The project is designed to convert a number of the city's waterfront parking lots into additional park space that would flank the east and west sides of the 4.6-acre site, which is also known as Waterfront Park and is adjacent to the Mayor Peter J. Matthews Memorial Boardwalk along the Merrimack River.

Energy and Environmental Affairs Secretary Beth Card was joined in Waterfront Park on Friday afternoon by Mayor Sean Reardon, City Council President Heather Shand, Senior Project Manager Geordie Vining and Director of Planning and Development Andy Port to get a closer look at the project.

Card had been marking Climate Week with visits to Wellfleet, Plymouth, Melrose, Reading, North Reading and Lowell, among other locations. She said Newburyport's Market Landing Park project is "incredible."

"This is reflective of the importance of state and local partnerships, and the teamwork that is needed to make this kind of work move ahead," Card said. "It helps us all advance our climate mitigation and climate resiliency goals."

Reardon echoed the secretary's comments and praised the work of the city's Planning & Development Department.

"Good planning leads to good results and I think you have to have good plans to get some of these grants," he said.

Vining said people have been fighting over the Central Waterfront for generations, but the current project is the best plan to have come forward.

"There have been so many different visions presented and many of them in the past would collapse under their own weight.

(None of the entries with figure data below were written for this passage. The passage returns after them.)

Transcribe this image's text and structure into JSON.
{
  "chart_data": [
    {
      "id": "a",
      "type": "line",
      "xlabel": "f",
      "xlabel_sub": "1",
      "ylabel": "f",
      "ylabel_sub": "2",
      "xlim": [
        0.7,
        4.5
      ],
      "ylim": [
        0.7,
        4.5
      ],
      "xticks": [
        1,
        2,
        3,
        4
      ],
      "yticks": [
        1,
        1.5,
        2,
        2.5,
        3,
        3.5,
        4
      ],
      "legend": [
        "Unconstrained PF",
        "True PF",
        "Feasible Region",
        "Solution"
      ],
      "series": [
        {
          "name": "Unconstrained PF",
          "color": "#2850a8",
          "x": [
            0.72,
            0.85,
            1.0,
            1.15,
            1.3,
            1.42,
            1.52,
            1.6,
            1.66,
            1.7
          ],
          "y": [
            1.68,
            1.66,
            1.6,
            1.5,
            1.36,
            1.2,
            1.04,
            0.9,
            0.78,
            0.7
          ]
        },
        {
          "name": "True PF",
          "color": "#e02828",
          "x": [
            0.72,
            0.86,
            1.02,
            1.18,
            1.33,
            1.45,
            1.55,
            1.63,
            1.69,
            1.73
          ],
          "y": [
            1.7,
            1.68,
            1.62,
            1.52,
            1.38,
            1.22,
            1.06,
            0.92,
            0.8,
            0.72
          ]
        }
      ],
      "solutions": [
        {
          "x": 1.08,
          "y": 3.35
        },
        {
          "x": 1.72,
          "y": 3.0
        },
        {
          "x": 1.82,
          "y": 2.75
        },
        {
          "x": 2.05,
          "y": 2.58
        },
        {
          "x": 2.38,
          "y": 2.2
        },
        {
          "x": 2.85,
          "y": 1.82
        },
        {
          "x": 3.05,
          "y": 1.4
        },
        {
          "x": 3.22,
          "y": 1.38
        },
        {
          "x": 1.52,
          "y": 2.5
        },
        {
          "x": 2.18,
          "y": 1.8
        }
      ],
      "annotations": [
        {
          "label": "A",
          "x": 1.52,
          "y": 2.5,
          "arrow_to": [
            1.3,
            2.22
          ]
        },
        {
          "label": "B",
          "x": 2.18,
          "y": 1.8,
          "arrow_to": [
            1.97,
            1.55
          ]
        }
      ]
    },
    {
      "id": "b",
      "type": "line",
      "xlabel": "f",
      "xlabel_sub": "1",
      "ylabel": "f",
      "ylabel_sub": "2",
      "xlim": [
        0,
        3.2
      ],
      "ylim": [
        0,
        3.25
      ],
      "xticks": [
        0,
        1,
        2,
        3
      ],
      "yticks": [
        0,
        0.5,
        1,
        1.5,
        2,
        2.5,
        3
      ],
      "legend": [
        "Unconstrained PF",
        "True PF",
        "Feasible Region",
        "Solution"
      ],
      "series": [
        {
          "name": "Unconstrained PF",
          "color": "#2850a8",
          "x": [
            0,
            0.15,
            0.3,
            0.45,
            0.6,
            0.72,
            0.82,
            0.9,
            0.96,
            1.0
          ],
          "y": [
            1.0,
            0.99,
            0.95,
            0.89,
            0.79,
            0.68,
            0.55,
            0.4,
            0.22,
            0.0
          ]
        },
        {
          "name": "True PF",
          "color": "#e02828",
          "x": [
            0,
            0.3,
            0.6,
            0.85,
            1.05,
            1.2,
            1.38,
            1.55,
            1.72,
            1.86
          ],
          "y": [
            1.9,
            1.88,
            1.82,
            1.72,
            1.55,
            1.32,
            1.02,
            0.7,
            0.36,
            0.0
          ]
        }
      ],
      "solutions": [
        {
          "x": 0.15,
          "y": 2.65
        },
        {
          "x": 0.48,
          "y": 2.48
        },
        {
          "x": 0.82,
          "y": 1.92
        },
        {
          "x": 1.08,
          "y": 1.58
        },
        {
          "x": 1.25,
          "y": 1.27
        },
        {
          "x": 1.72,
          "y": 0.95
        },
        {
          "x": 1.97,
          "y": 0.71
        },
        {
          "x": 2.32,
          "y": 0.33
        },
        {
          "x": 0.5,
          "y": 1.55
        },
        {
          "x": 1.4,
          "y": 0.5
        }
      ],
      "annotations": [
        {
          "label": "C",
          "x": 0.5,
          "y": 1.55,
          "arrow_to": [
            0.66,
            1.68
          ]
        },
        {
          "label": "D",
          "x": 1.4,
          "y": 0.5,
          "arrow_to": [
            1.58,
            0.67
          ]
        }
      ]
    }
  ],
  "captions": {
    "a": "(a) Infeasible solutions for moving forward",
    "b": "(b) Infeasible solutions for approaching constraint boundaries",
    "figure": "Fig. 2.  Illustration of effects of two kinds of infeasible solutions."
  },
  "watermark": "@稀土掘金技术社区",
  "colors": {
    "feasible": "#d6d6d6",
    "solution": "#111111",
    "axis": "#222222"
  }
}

Many people feel that it was actually good that we went through all of that struggle and have gotten to this point," he said. "And, in terms of climate resiliency, if this project had been done 10 years ago, we would not have been able to focus on climate resiliency in the same way."

The Newburyport Redevelopment Authority transferred ownership of the site to the city and dissolved a few years ago.

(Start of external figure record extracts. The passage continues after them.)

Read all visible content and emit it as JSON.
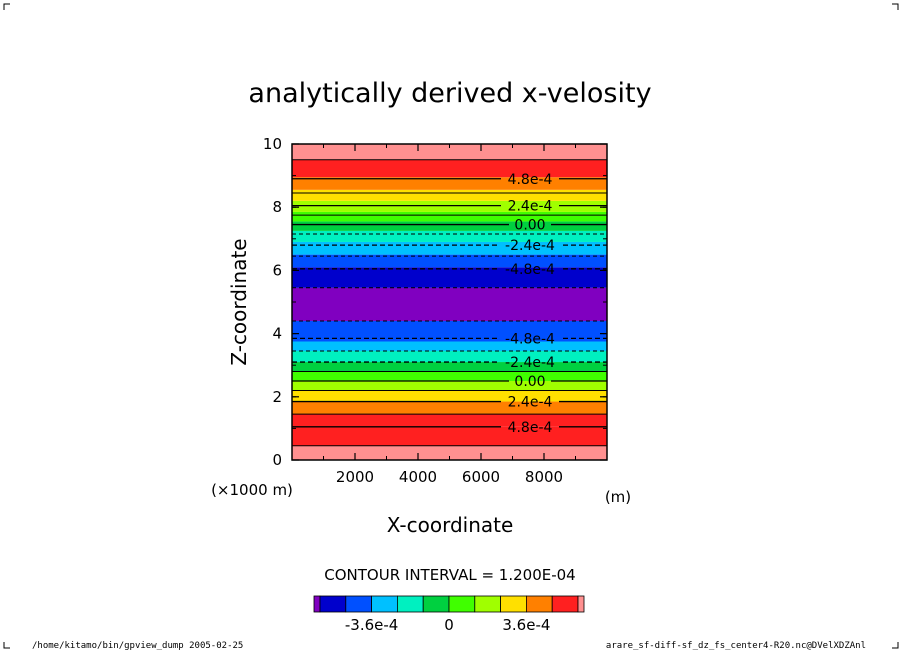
{
  "chart_data": {
    "type": "heatmap",
    "title": "analytically derived x-velosity",
    "xlabel": "X-coordinate",
    "ylabel": "Z-coordinate",
    "x_unit": "(m)",
    "y_unit": "(×1000 m)",
    "xlim": [
      0,
      10000
    ],
    "ylim": [
      0,
      10
    ],
    "x_ticks": [
      "2000",
      "4000",
      "6000",
      "8000"
    ],
    "y_ticks": [
      "0",
      "2",
      "4",
      "6",
      "8",
      "10"
    ],
    "contour_interval_label": "CONTOUR INTERVAL = 1.200E-04",
    "colorbar_labels": [
      "-3.6e-4",
      "0",
      "3.6e-4"
    ],
    "colors": [
      "#8000c0",
      "#0000cc",
      "#0050ff",
      "#00c0ff",
      "#00f0c0",
      "#00d040",
      "#40ff00",
      "#a0ff00",
      "#ffe000",
      "#ff8000",
      "#ff2020",
      "#ff9090"
    ],
    "bands": [
      {
        "z0": 0.0,
        "z1": 0.45,
        "color": "#ff9090"
      },
      {
        "z0": 0.45,
        "z1": 1.05,
        "color": "#ff2020"
      },
      {
        "z0": 1.05,
        "z1": 1.45,
        "color": "#ff2020"
      },
      {
        "z0": 1.45,
        "z1": 1.85,
        "color": "#ff8000"
      },
      {
        "z0": 1.85,
        "z1": 2.2,
        "color": "#ffe000"
      },
      {
        "z0": 2.2,
        "z1": 2.5,
        "color": "#a0ff00"
      },
      {
        "z0": 2.5,
        "z1": 2.8,
        "color": "#40ff00"
      },
      {
        "z0": 2.8,
        "z1": 3.1,
        "color": "#00d040"
      },
      {
        "z0": 3.1,
        "z1": 3.45,
        "color": "#00f0c0"
      },
      {
        "z0": 3.45,
        "z1": 3.75,
        "color": "#00c0ff"
      },
      {
        "z0": 3.75,
        "z1": 4.4,
        "color": "#0050ff"
      },
      {
        "z0": 4.4,
        "z1": 5.45,
        "color": "#8000c0"
      },
      {
        "z0": 5.45,
        "z1": 6.1,
        "color": "#0000cc"
      },
      {
        "z0": 6.1,
        "z1": 6.5,
        "color": "#0050ff"
      },
      {
        "z0": 6.5,
        "z1": 6.9,
        "color": "#00c0ff"
      },
      {
        "z0": 6.9,
        "z1": 7.25,
        "color": "#00f0c0"
      },
      {
        "z0": 7.25,
        "z1": 7.55,
        "color": "#00d040"
      },
      {
        "z0": 7.55,
        "z1": 7.85,
        "color": "#40ff00"
      },
      {
        "z0": 7.85,
        "z1": 8.2,
        "color": "#a0ff00"
      },
      {
        "z0": 8.2,
        "z1": 8.55,
        "color": "#ffe000"
      },
      {
        "z0": 8.55,
        "z1": 8.95,
        "color": "#ff8000"
      },
      {
        "z0": 8.95,
        "z1": 9.5,
        "color": "#ff2020"
      },
      {
        "z0": 9.5,
        "z1": 10.0,
        "color": "#ff9090"
      }
    ],
    "contours": [
      {
        "z": 1.05,
        "label": "4.8e-4",
        "dashed": false
      },
      {
        "z": 1.85,
        "label": "2.4e-4",
        "dashed": false
      },
      {
        "z": 2.5,
        "label": "0.00",
        "dashed": false
      },
      {
        "z": 3.1,
        "label": "-2.4e-4",
        "dashed": true
      },
      {
        "z": 3.85,
        "label": "-4.8e-4",
        "dashed": true
      },
      {
        "z": 6.05,
        "label": "-4.8e-4",
        "dashed": true
      },
      {
        "z": 6.8,
        "label": "-2.4e-4",
        "dashed": true
      },
      {
        "z": 7.45,
        "label": "0.00",
        "dashed": false
      },
      {
        "z": 8.05,
        "label": "2.4e-4",
        "dashed": false
      },
      {
        "z": 8.9,
        "label": "4.8e-4",
        "dashed": false
      }
    ],
    "extra_lines": [
      {
        "z": 0.45,
        "dashed": false
      },
      {
        "z": 1.45,
        "dashed": false
      },
      {
        "z": 2.2,
        "dashed": false
      },
      {
        "z": 2.8,
        "dashed": false
      },
      {
        "z": 3.45,
        "dashed": true
      },
      {
        "z": 4.4,
        "dashed": true
      },
      {
        "z": 5.45,
        "dashed": true
      },
      {
        "z": 6.45,
        "dashed": true
      },
      {
        "z": 7.15,
        "dashed": true
      },
      {
        "z": 7.75,
        "dashed": false
      },
      {
        "z": 8.45,
        "dashed": false
      },
      {
        "z": 9.5,
        "dashed": false
      }
    ]
  },
  "footer": {
    "left": "/home/kitamo/bin/gpview_dump  2005-02-25",
    "right": "arare_sf-diff-sf_dz_fs_center4-R20.nc@DVelXDZAnl"
  }
}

But the expansion portion of the project actually began in 2019 when parking spaces were removed from the west and east municipal waterfront parking lots and the lawn was also expanded.

"This really has been a long road," Shand said. "We dissolved the NRA in 2019, which got us to this point where we can actually have the add-on park put on last year."

The state's $400,000 grant is expected to be added to a $3 million loan backed by the city's Community Preservation Committee that was approved by the City Council in July.

The Community Preservation Committee manages the city's Community Preservation Act funding, which is matched by the state.

Construction on Phase 1 of the project is expected to begin next spring and will include a new shared use path that Port said would complete the connection to the city's smart growth district near the MBTA commuter rail station on the Newbury border.

"All of that connectivity that creates between that area and the downtown is very important," he said.

Port said the project would raise park areas to protect them from sea level rise.

The same would be done with the visitors restroom building.

"We will also have drought- and salt-tolerant plantings," he said.